17 dead from Arab winter scorpion outbreak

Written by Staff Writer

Storm damage on a house in Minya, Egypt, which killed at least three people. Credit: HO/AFP/Getty Images

A storm that swept across the Middle East last week, killing at least 23 people, struck Egypt where cold winds spreading the scorpion venom of over a dozen species covered much of the country in an orange-ish haze, according to local reports.

Eleven Egyptians — including seven men and four women — were killed by scorpions in Minya, an agricultural province south of Cairo, and further north in Assiut and Qena, the state news agency MENA reported.

Two children and an elderly person were among five people who died in Luxor, according to the agency.

Streets and homes in Cairo were coated with the pollen-ridden orangey compound, nicknamed Shahraniyah in Arabic and which has the sole purpose of filling a season known locally as the “winter of scorpions.”

The tree-like phenomenon is common at this time of year, with columns of the spiny arachnids falling from the sky and creating dozens of deadly fangs.

Some scorpions are smaller and less venomous than others and the fruitless nocturnal insect is commonly found in gardens, orchards and hills.

Funnel-shaped tongues of the fruitless insect

The tangled, wound-like cercis scale, where venom glands on the inside of its tail and forehead of the flowery emerald-green cavity intercept energy-sucking insects, remain dangerous for even inexperienced scorpion collectors.

‘Crumbs are wearing everyone down’

“Crumbs are wearing everyone down,” Mutahar Hosni, founder of a private scorpion collection shop in the Egyptian capital, told the Associated Press last week.

“People are getting tired of the sticky insects … too much of a good thing can lead to ruin,” said Hafed Nakhla, a professor of biology at Cairo University.

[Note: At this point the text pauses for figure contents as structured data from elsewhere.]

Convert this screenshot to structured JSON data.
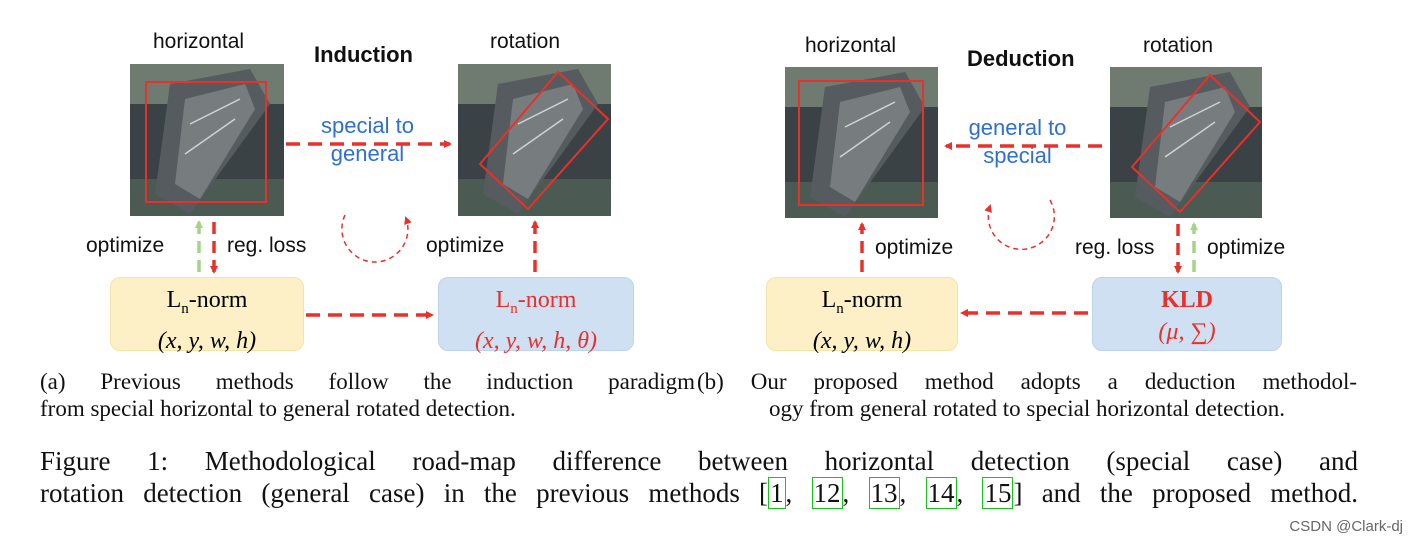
{
  "panel_a": {
    "label_horizontal": "horizontal",
    "label_rotation": "rotation",
    "title": "Induction",
    "arrow_label_line1": "special to",
    "arrow_label_line2": "general",
    "optimize_left": "optimize",
    "reg_loss": "reg. loss",
    "optimize_right": "optimize",
    "box_left": {
      "line1_main": "L",
      "line1_sub": "n",
      "line1_rest": "-norm",
      "line2": "(x, y, w, h)"
    },
    "box_right": {
      "line1_main": "L",
      "line1_sub": "n",
      "line1_rest": "-norm",
      "line2": "(x, y, w, h, θ)"
    }
  },
  "panel_b": {
    "label_horizontal": "horizontal",
    "label_rotation": "rotation",
    "title": "Deduction",
    "arrow_label_line1": "general to",
    "arrow_label_line2": "special",
    "optimize_left": "optimize",
    "reg_loss": "reg. loss",
    "optimize_right": "optimize",
    "box_left": {
      "line1_main": "L",
      "line1_sub": "n",
      "line1_rest": "-norm",
      "line2": "(x, y, w, h)"
    },
    "box_right": {
      "line1": "KLD",
      "line2": "(μ, ∑)"
    }
  },
  "caption_a": {
    "line1": "(a) Previous methods follow the induction paradigm",
    "line2": "from special horizontal to general rotated detection."
  },
  "caption_b": {
    "line1": "(b) Our proposed method adopts a deduction methodol-",
    "line2": "ogy from general rotated to special horizontal detection."
  },
  "figure_caption": {
    "line1": "Figure 1: Methodological road-map difference between horizontal detection (special case) and",
    "line2_prefix": "rotation detection (general case) in the previous methods [",
    "refs": [
      "1",
      "12",
      "13",
      "14",
      "15"
    ],
    "line2_suffix": "] and the proposed method."
  },
  "watermark": "CSDN @Clark-dj",
  "colors": {
    "arrow_red": "#e8312a",
    "arrow_green": "#a6d38a",
    "text_blue": "#2f6fd6",
    "box_yellow": "#fdf0c6",
    "box_blue": "#cfe0f3",
    "ref_green": "#19c21c"
  }
}
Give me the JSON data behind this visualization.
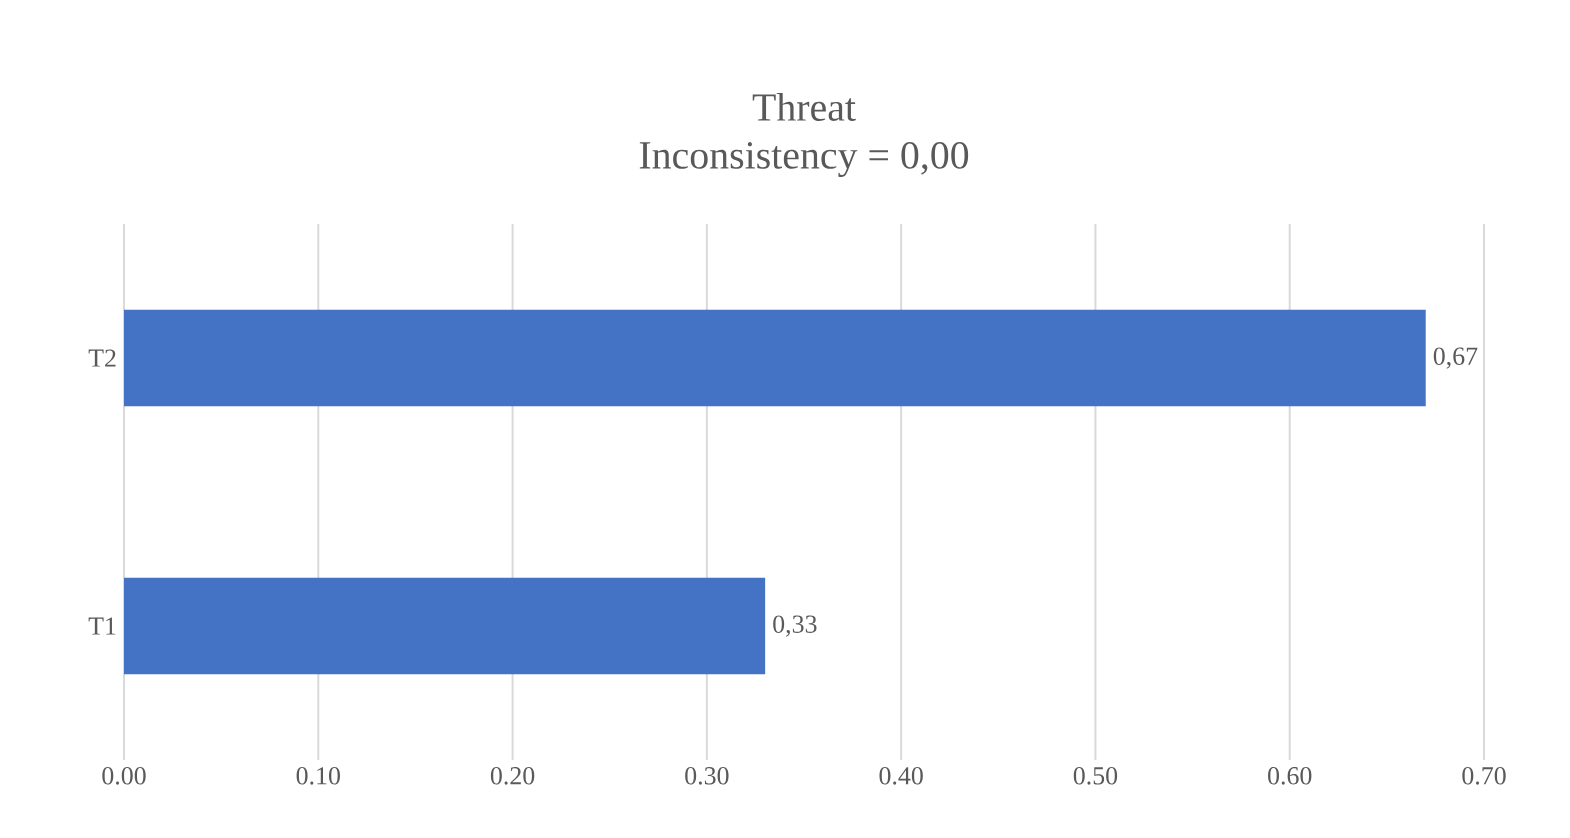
{
  "chart_data": {
    "type": "bar",
    "orientation": "horizontal",
    "title": "Threat",
    "subtitle": "Inconsistency = 0,00",
    "categories": [
      "T2",
      "T1"
    ],
    "values": [
      0.67,
      0.33
    ],
    "value_labels": [
      "0,67",
      "0,33"
    ],
    "color": "#4472c4",
    "xlim": [
      0,
      0.7
    ],
    "xticks": [
      {
        "value": 0,
        "label": "0.00"
      },
      {
        "value": 0.1,
        "label": "0.10"
      },
      {
        "value": 0.2,
        "label": "0.20"
      },
      {
        "value": 0.3,
        "label": "0.30"
      },
      {
        "value": 0.4,
        "label": "0.40"
      },
      {
        "value": 0.5,
        "label": "0.50"
      },
      {
        "value": 0.6,
        "label": "0.60"
      },
      {
        "value": 0.7,
        "label": "0.70"
      }
    ],
    "grid": "x"
  }
}
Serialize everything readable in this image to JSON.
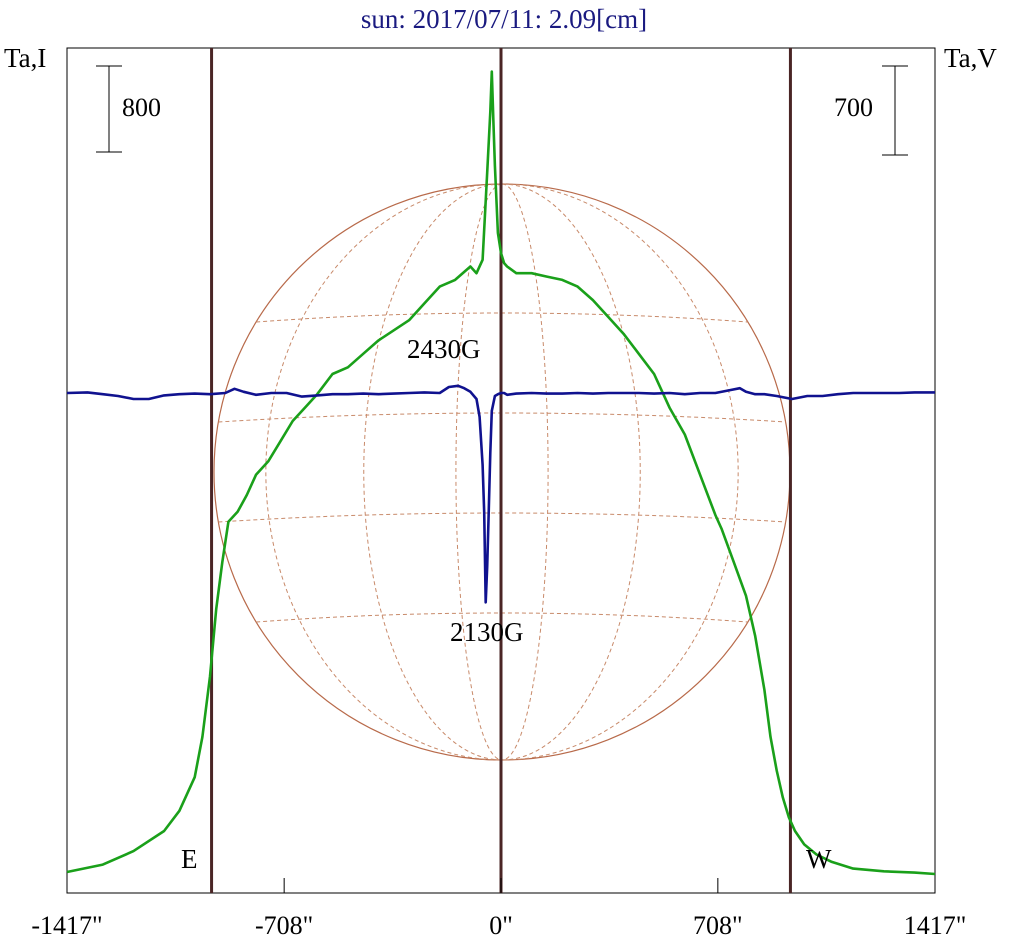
{
  "chart_data": {
    "type": "line",
    "title": "sun: 2017/07/11: 2.09[cm]",
    "ylabel_left": "Ta,I",
    "ylabel_right": "Ta,V",
    "x_ticks": [
      "-1417\"",
      "-708\"",
      "0\"",
      "708\"",
      "1417\""
    ],
    "x_tick_values": [
      -1417,
      -708,
      0,
      708,
      1417
    ],
    "xlim": [
      -1417,
      1417
    ],
    "scale_bar_left": "800",
    "scale_bar_right": "700",
    "limb_labels": {
      "east": "E",
      "west": "W"
    },
    "limb_positions": [
      -945,
      0,
      945
    ],
    "annotations": [
      {
        "text": "2430G",
        "x": -100,
        "y": 0.35
      },
      {
        "text": "2130G",
        "x": -100,
        "y": 0.73
      }
    ],
    "series": [
      {
        "color": "#1aa01a",
        "x": [
          -1417,
          -1300,
          -1200,
          -1100,
          -1050,
          -1000,
          -975,
          -950,
          -930,
          -910,
          -890,
          -860,
          -830,
          -800,
          -760,
          -720,
          -680,
          -640,
          -600,
          -550,
          -500,
          -450,
          -400,
          -350,
          -300,
          -250,
          -200,
          -150,
          -100,
          -80,
          -60,
          -45,
          -35,
          -30,
          -25,
          -20,
          -10,
          0,
          10,
          20,
          50,
          100,
          150,
          200,
          250,
          300,
          350,
          400,
          450,
          500,
          550,
          600,
          650,
          700,
          720,
          760,
          800,
          830,
          860,
          880,
          900,
          920,
          940,
          960,
          990,
          1030,
          1080,
          1150,
          1250,
          1350,
          1417
        ],
        "y": [
          9,
          20,
          40,
          70,
          100,
          150,
          210,
          300,
          400,
          470,
          530,
          545,
          570,
          600,
          620,
          650,
          680,
          700,
          720,
          750,
          760,
          780,
          800,
          815,
          830,
          855,
          880,
          890,
          910,
          900,
          920,
          1050,
          1140,
          1200,
          1130,
          1060,
          960,
          930,
          915,
          910,
          900,
          900,
          895,
          890,
          880,
          860,
          835,
          810,
          780,
          750,
          700,
          660,
          600,
          540,
          520,
          470,
          420,
          360,
          280,
          210,
          160,
          120,
          90,
          70,
          50,
          35,
          24,
          14,
          10,
          8,
          6
        ]
      },
      {
        "color": "#10128f",
        "x": [
          -1417,
          -1350,
          -1300,
          -1250,
          -1200,
          -1150,
          -1100,
          -1050,
          -1000,
          -950,
          -900,
          -870,
          -840,
          -800,
          -750,
          -700,
          -650,
          -600,
          -550,
          -500,
          -450,
          -400,
          -350,
          -300,
          -250,
          -200,
          -170,
          -140,
          -120,
          -100,
          -80,
          -70,
          -60,
          -55,
          -50,
          -45,
          -40,
          -35,
          -30,
          -20,
          -10,
          0,
          10,
          20,
          50,
          100,
          150,
          200,
          250,
          300,
          350,
          400,
          450,
          500,
          550,
          600,
          650,
          700,
          750,
          780,
          800,
          830,
          860,
          900,
          950,
          1000,
          1050,
          1100,
          1150,
          1200,
          1250,
          1300,
          1350,
          1417
        ],
        "y": [
          0,
          1,
          -2,
          -5,
          -10,
          -10,
          -4,
          -2,
          -1,
          -2,
          0,
          7,
          2,
          -3,
          0,
          0,
          -6,
          -4,
          -2,
          -2,
          -1,
          -2,
          -1,
          0,
          1,
          0,
          10,
          12,
          8,
          2,
          -10,
          -40,
          -120,
          -200,
          -350,
          -290,
          -200,
          -100,
          -30,
          -5,
          -2,
          0,
          0,
          -3,
          -1,
          0,
          -1,
          -1,
          0,
          -1,
          0,
          0,
          0,
          -1,
          0,
          -2,
          0,
          0,
          5,
          8,
          2,
          -2,
          -2,
          -5,
          -10,
          -5,
          -5,
          -2,
          0,
          0,
          0,
          0,
          1,
          1
        ]
      }
    ]
  }
}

Hafed Nakhla is a professor of biology at Cairo University. Credit: AFP/Getty Images

“The scorpions will become more aggressive and it is only a matter of time before people become bitten,” he added.

According to 2015 data from Egypt’s General Authority for Antiquities, 100,317 red-eared scorpions — the species reported to be the most common in the country — were collected between 1994 and 2017.